Wednesday, July 02, 2014

Monster Island (2004)



Who’s In It: Carmen Electra (Aerobic Striptease), Mary Elizabeth Winstead (Scott Pilgrim vs. the World, The Thing), and Adam West (Batman)

What It’s About: A high school senior wins an MTV party for his class with Carmen Electra on a tropical island, but discovers the hard way that the island is crawling with giant insects and piranha people.

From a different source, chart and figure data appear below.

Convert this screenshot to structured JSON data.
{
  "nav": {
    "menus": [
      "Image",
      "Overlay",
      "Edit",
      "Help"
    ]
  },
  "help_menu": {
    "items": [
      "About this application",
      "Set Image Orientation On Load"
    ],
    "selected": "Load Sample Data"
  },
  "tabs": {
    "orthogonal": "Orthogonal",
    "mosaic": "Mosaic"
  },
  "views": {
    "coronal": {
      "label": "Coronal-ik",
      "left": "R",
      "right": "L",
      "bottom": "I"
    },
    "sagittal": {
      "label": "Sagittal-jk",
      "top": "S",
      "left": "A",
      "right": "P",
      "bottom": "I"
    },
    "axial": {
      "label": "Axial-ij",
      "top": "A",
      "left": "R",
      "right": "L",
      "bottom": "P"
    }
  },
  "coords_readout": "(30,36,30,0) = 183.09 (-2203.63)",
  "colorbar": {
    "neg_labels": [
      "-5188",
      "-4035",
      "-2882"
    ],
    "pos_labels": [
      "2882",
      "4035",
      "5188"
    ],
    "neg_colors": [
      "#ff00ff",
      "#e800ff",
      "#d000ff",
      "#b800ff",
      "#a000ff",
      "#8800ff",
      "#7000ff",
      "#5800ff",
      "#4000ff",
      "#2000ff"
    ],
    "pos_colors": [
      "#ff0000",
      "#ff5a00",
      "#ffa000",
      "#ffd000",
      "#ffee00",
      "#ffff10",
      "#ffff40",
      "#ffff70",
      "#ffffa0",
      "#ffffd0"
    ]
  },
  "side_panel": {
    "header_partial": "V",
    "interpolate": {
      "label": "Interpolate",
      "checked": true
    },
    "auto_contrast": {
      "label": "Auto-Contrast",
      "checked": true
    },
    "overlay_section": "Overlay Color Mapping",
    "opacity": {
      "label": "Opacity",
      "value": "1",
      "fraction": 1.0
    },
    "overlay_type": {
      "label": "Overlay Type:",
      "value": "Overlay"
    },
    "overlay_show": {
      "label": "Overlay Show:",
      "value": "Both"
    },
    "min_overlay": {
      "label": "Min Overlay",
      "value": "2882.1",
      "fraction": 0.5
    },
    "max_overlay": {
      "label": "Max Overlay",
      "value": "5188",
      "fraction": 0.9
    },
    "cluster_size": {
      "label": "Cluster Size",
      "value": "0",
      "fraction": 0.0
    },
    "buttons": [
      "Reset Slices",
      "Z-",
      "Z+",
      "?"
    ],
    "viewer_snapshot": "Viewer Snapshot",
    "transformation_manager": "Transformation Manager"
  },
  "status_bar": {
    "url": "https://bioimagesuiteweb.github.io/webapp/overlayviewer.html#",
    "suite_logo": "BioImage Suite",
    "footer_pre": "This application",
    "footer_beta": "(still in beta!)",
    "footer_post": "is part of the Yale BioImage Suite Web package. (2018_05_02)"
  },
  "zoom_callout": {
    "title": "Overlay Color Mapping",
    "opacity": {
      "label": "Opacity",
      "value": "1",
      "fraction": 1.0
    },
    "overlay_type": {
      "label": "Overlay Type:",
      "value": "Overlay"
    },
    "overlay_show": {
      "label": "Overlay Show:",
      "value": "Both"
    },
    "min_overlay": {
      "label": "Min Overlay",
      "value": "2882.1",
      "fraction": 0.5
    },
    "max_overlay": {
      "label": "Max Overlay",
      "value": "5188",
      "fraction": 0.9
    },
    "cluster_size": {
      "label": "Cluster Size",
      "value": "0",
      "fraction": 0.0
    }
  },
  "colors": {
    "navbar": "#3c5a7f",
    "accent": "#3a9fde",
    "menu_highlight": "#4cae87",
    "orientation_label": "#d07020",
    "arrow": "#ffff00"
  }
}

How It Is: Awful. And yet amazing.

Look, it’s a Carmen Electra vehicle and on the DVD cover she gets top billing with Nick Carter, who’s barely in the movie, so you know who the target audience is. Also, there are MTV VJs playing themselves. This movie shouldn’t work at all and for the first third, it really doesn’t. The main character (Daniel Letterle) is a sulky dude named Josh who’s just lost his girlfriend Maddy (Winstead) because she wants to be with someone who's interested in the world and has some purpose to his life. Letterie’s performance is as uninspired as his character, but maybe that’s what he’s going for. Either way, I didn’t care about Josh and quickly found myself hoping he’d connect with Carmen Electra so that he’d leave poor Maddy alone.

That wish is granted when Josh meets Carmen and bonds with her over Radiohead and the Ramones, but Maddy may not actually want Josh to leave her alone. Even though she’s already got a new, superboyfriend (who of course turns out to be a prick, but we only know that at this point because we’ve seen a high school movie before), she shows signs of jealousy over Josh’s new interest in Carmen. I was not willing to sit through an hour and a half of this, especially if it was going to stop every once in a while for Carmen to sing songs like the soul-crushingly insipid “Jungle Fever.”

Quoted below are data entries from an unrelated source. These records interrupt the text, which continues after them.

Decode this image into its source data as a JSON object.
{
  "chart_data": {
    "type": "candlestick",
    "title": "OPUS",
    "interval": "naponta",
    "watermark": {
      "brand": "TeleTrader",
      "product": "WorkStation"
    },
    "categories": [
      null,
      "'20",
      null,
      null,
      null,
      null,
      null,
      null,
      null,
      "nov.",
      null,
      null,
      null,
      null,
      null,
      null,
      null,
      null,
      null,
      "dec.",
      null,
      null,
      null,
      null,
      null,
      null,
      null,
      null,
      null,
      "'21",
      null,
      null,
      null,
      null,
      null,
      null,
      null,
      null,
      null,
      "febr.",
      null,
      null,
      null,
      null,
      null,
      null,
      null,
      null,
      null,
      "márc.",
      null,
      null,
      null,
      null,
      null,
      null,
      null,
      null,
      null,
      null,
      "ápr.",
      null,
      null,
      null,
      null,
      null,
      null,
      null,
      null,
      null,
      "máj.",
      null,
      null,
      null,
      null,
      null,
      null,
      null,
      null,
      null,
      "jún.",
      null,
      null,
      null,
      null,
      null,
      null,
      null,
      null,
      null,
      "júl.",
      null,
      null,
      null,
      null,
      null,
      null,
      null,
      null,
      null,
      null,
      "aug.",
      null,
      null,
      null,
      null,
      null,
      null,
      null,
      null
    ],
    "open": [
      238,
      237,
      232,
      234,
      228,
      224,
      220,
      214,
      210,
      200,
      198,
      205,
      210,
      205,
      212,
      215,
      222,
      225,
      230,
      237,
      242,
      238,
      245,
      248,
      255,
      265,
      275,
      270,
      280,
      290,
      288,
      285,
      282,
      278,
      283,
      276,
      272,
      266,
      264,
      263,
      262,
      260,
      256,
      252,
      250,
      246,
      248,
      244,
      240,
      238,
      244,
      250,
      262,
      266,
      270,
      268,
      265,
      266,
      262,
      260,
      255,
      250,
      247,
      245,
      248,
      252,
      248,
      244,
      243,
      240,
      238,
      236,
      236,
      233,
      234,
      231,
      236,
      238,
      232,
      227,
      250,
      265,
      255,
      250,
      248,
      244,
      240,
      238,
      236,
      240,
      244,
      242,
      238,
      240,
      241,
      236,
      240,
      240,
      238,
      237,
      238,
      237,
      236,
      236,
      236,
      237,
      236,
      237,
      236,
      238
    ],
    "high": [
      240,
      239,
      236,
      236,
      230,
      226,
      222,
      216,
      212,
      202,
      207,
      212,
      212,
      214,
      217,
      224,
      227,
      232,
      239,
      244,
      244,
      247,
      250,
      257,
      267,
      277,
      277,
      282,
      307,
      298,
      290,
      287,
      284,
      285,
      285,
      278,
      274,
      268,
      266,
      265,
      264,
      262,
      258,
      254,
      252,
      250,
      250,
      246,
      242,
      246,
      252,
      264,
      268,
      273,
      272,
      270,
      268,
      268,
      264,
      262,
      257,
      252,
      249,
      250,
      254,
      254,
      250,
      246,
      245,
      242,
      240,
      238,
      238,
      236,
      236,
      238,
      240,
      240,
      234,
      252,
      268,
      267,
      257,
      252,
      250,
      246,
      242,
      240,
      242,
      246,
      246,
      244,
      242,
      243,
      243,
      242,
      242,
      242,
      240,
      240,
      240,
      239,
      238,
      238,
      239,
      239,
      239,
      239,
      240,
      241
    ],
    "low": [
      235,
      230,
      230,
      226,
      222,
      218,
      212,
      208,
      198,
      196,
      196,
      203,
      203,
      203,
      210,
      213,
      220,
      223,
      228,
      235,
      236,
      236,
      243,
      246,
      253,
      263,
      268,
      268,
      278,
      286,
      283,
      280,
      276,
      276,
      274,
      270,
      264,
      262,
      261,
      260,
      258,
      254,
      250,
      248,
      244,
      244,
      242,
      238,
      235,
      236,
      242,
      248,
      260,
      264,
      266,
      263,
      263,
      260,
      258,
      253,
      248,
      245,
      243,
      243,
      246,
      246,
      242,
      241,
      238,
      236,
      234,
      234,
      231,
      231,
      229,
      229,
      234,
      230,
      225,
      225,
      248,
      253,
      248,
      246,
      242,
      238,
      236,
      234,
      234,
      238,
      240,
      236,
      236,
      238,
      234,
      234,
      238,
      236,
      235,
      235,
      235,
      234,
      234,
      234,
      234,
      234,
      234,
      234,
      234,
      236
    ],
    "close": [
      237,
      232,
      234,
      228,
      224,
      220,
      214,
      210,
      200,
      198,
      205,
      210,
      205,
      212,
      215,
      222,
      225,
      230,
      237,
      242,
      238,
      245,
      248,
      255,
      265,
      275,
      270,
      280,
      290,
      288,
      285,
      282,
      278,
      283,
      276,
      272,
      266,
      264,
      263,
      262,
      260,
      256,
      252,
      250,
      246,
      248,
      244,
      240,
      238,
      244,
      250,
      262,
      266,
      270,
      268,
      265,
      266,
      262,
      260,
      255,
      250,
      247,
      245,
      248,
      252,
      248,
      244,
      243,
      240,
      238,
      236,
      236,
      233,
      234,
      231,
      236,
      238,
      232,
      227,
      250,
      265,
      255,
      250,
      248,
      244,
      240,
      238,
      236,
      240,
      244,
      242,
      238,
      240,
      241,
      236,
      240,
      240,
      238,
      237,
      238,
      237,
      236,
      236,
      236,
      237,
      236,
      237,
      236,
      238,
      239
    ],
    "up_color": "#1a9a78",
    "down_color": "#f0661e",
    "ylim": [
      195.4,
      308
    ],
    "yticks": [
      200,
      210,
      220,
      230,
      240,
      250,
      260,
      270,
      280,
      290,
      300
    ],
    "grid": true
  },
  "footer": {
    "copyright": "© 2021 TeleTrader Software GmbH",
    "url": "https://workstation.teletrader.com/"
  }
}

The only thing that kept me going was knowing that Adam West was going to show up at some point as a character named Dr. Harryhausen. The set up might be all wrong, but I had a feeling that the movie’s heart was in the right place. And I was right.

When Carmen is abducted onstage by a giant, winged ant, Josh puts together some friends and MTV employees to go rescue her. That leads into the last two-thirds of the movie, in which Carmen’s presence is replaced by lots of great creatures: mostly giant insects and arachnids, but also a piranha man and a weird fungus-creature invented by the kindly, but probably nuts Dr. Harryhausen. None of the creatures are CGI; they’re all practical effects whether life-size models or stop-motion animation. So while the movie has the cheesy look of the Land of the Lost TV series, it also has the look that someone poured a lot of love into it.

Making it even more awesome is Maddy’s finding a mystic necklace that turns her into some kind of butt-kicking deity. The romantic plot between her and Josh never rises above the usual tropes, but the longer the movie runs, the less time it spends on that anyway. It’s a goofy film, but a lot of fun and way better than it sets out to be.

Rating: Four out of five teenage warrior goddesses.